ピェルニクは香辛料やはちみつ、しょうがなどを混ぜた生地を焼き上げた硬いクッキーのようなお菓子です。今日ではトルンの名産として気のあるお菓子です。
お土産用に一般的なのは、ハートや丸、星、花などの形に型抜きしたクッキーのようなサイズですが、家庭で焼く場合はクッキータイプのもの以外にパウンドケーキのような大きな型で焼き、切り分けて食べるケーキタイプのものもあります。
生地は小麦粉・ライ麦粉・牛乳・卵・カラメル状に溶かした砂糖を混ぜて作ります。その生地に香辛料のペーストを練りこんでゆくのですが、蜂蜜・シナモン・ジンジャー・クローブ・カルダモン・ナツメグ・アニス・ラベンダーなどをレシピや好みによって混ぜ合わせます。
焼きあがったピェルニクの表面にはチョコレート、ドライフルーツやナッツ類でデコレーションのコーティングすることもあり、ジャムやナッツのペーストなどを挟んであるタイプのものもあります。
ピェルニクはハンザ同盟の都市のシンボルとされていました。なぜならピェルニクの材料に欠かせない香辛料やドライフルーツ・木の実などは欧州以外のものが多く、海を越えて運ばれてくる高価なものばかりだったからです。それらをふんだんに使ったお菓子を焼くということはハンザの商人たちの交易がいかに広い範囲に渡っていたかということ、また商人たちがどれほど裕福であったかを象徴していました。
ポーランドでは17世紀にトルンでこのお菓子が焼かれた記録が残っており、18世紀半ばにはグダンスクなど他のハンザ同盟都市で盛んに作られるようになりました。

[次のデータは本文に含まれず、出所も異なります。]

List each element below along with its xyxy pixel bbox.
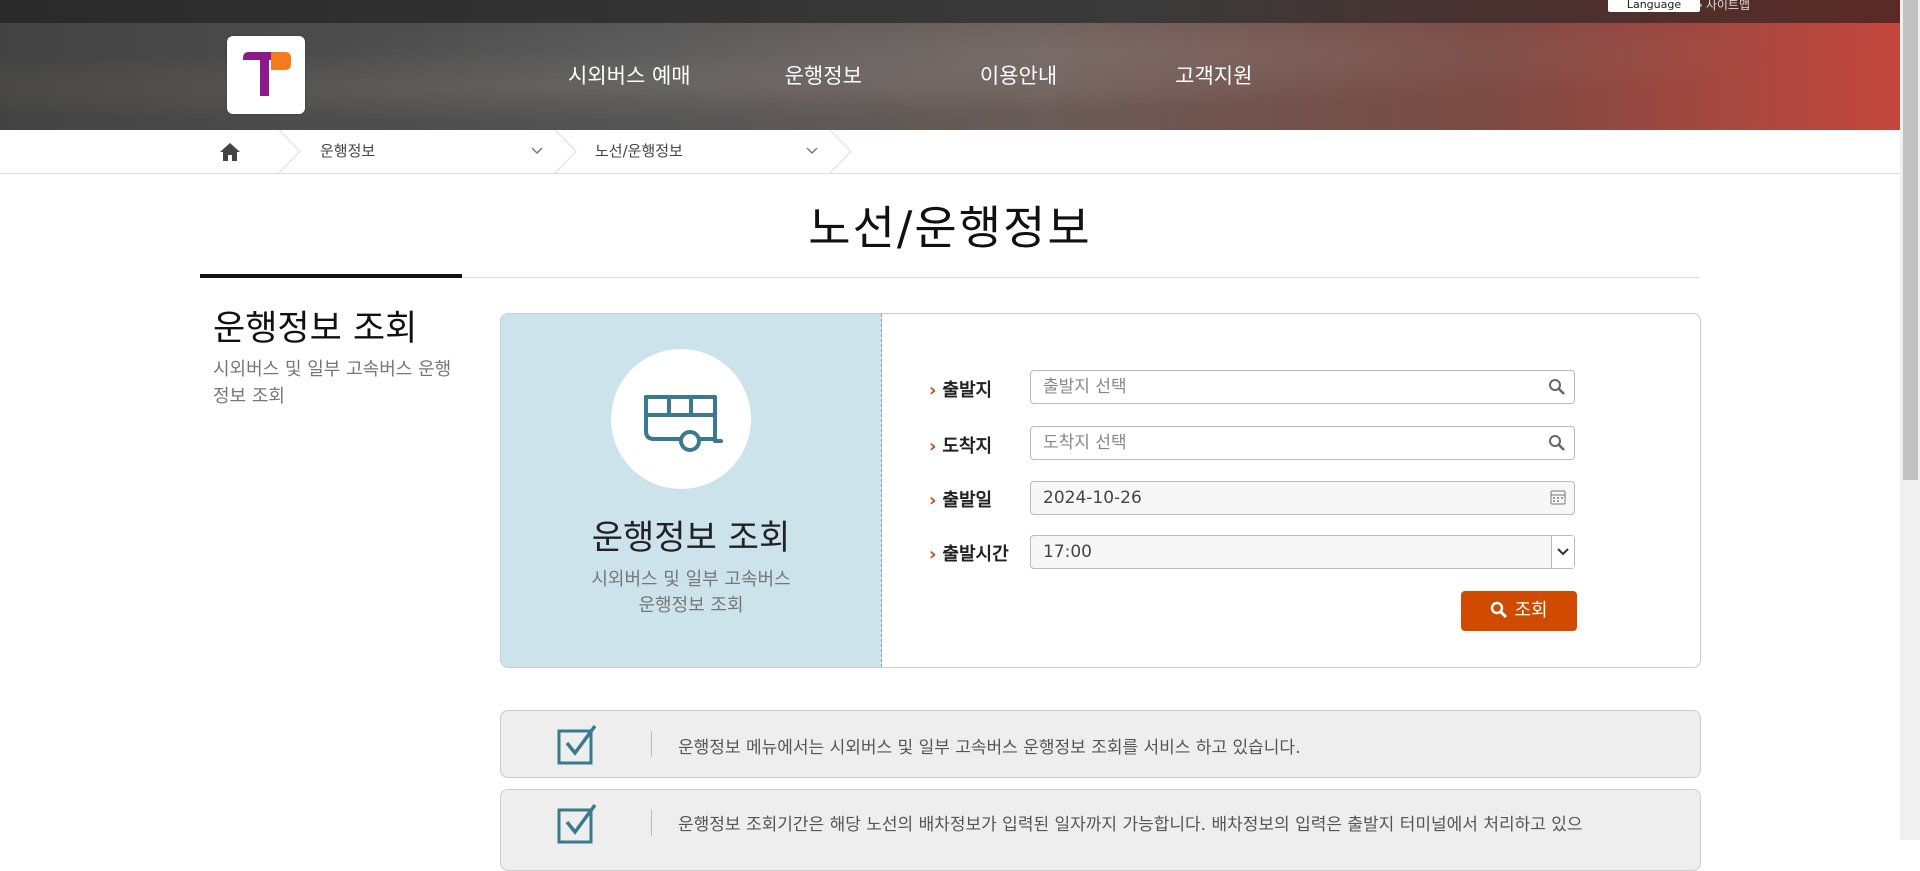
departure-input[interactable]: 출발지 선택	[1030, 370, 1575, 404]
utility-link-sitemap[interactable]: 사이트맵	[1698, 0, 1750, 13]
date-input[interactable]: 2024-10-26	[1030, 481, 1575, 515]
time-select[interactable]: 17:00	[1030, 535, 1575, 569]
arrival-placeholder: 도착지 선택	[1043, 433, 1127, 453]
departure-placeholder: 출발지 선택	[1043, 377, 1127, 397]
sidebar-title: 운행정보 조회	[213, 309, 418, 349]
chevron-down-icon	[806, 147, 818, 155]
departure-label: 출발지	[929, 376, 992, 402]
logo-t-icon	[243, 52, 291, 96]
panel-description-line2: 운행정보 조회	[638, 595, 744, 616]
nav-item-route-info[interactable]: 운행정보	[785, 60, 862, 90]
sidebar-description: 시외버스 및 일부 고속버스 운행정보 조회	[213, 359, 452, 407]
breadcrumb-separator	[829, 130, 852, 173]
checkbox-check-icon	[557, 803, 597, 844]
notice-divider	[651, 731, 652, 757]
search-icon	[1491, 601, 1508, 619]
language-button[interactable]: Language	[1608, 0, 1700, 12]
panel-description: 시외버스 및 일부 고속버스 운행정보 조회	[501, 567, 881, 619]
site-header: 시외버스 예매 운행정보 이용안내 고객지원	[0, 23, 1900, 130]
date-value: 2024-10-26	[1043, 488, 1142, 508]
scrollbar-thumb[interactable]	[1903, 0, 1918, 480]
home-icon[interactable]	[218, 141, 242, 163]
search-panel: 운행정보 조회 시외버스 및 일부 고속버스 운행정보 조회 출발지 출발지 선…	[500, 313, 1701, 668]
notice-text: 운행정보 메뉴에서는 시외버스 및 일부 고속버스 운행정보 조회를 서비스 하…	[678, 738, 1301, 758]
search-icon[interactable]	[1548, 434, 1566, 452]
breadcrumb: 운행정보 노선/운행정보	[0, 130, 1900, 174]
breadcrumb-separator	[278, 130, 301, 173]
arrival-input[interactable]: 도착지 선택	[1030, 426, 1575, 460]
search-button[interactable]: 조회	[1461, 591, 1577, 631]
date-label: 출발일	[929, 486, 992, 512]
notice-text: 운행정보 조회기간은 해당 노선의 배차정보가 입력된 일자까지 가능합니다. …	[678, 815, 1583, 835]
nav-item-booking[interactable]: 시외버스 예매	[568, 60, 691, 90]
main-nav: 시외버스 예매 운행정보 이용안내 고객지원	[568, 60, 1252, 90]
nav-item-support[interactable]: 고객지원	[1175, 60, 1252, 90]
panel-intro: 운행정보 조회 시외버스 및 일부 고속버스 운행정보 조회	[501, 314, 882, 667]
panel-title: 운행정보 조회	[591, 518, 791, 558]
chevron-down-icon	[531, 147, 543, 155]
search-button-label: 조회	[1514, 600, 1548, 621]
calendar-icon[interactable]	[1550, 489, 1566, 505]
breadcrumb-separator	[554, 130, 577, 173]
utility-bar: 한 사이트맵 Language	[0, 0, 1900, 23]
panel-description-line1: 시외버스 및 일부 고속버스	[591, 569, 791, 590]
breadcrumb-level1[interactable]: 운행정보	[320, 130, 545, 173]
chevron-down-icon	[1557, 548, 1569, 556]
notice-item: 운행정보 조회기간은 해당 노선의 배차정보가 입력된 일자까지 가능합니다. …	[500, 789, 1701, 871]
bus-icon-circle	[611, 349, 751, 489]
checkbox-check-icon	[557, 724, 597, 765]
nav-item-guide[interactable]: 이용안내	[980, 60, 1057, 90]
page-title: 노선/운행정보	[808, 201, 1092, 255]
breadcrumb-level2[interactable]: 노선/운행정보	[595, 130, 820, 173]
time-value: 17:00	[1043, 542, 1092, 562]
search-icon[interactable]	[1548, 378, 1566, 396]
notice-item: 운행정보 메뉴에서는 시외버스 및 일부 고속버스 운행정보 조회를 서비스 하…	[500, 710, 1701, 778]
time-label: 출발시간	[929, 540, 1008, 566]
breadcrumb-level1-label: 운행정보	[320, 142, 376, 160]
title-divider-accent	[200, 274, 462, 278]
breadcrumb-level2-label: 노선/운행정보	[595, 142, 683, 160]
bus-icon	[644, 395, 723, 452]
site-logo[interactable]	[227, 36, 305, 114]
select-dropdown-button[interactable]	[1551, 536, 1574, 568]
arrival-label: 도착지	[929, 432, 992, 458]
notice-divider	[651, 810, 652, 836]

このお菓子は保存食としても大変重宝されてきました。特に海を長期間航行する商人や船乗りには欠かせない食料でした。香辛料がたくさん含まれていることと乾燥していることから乾パンのように長期間の保存が可能なのです。またピェルニクは食べるだけでなく少し大きめのハート型のものに愛のメッセージやキャラクターを描いて飾るなどしてインテリア・オブジェに利用されることもよくあります。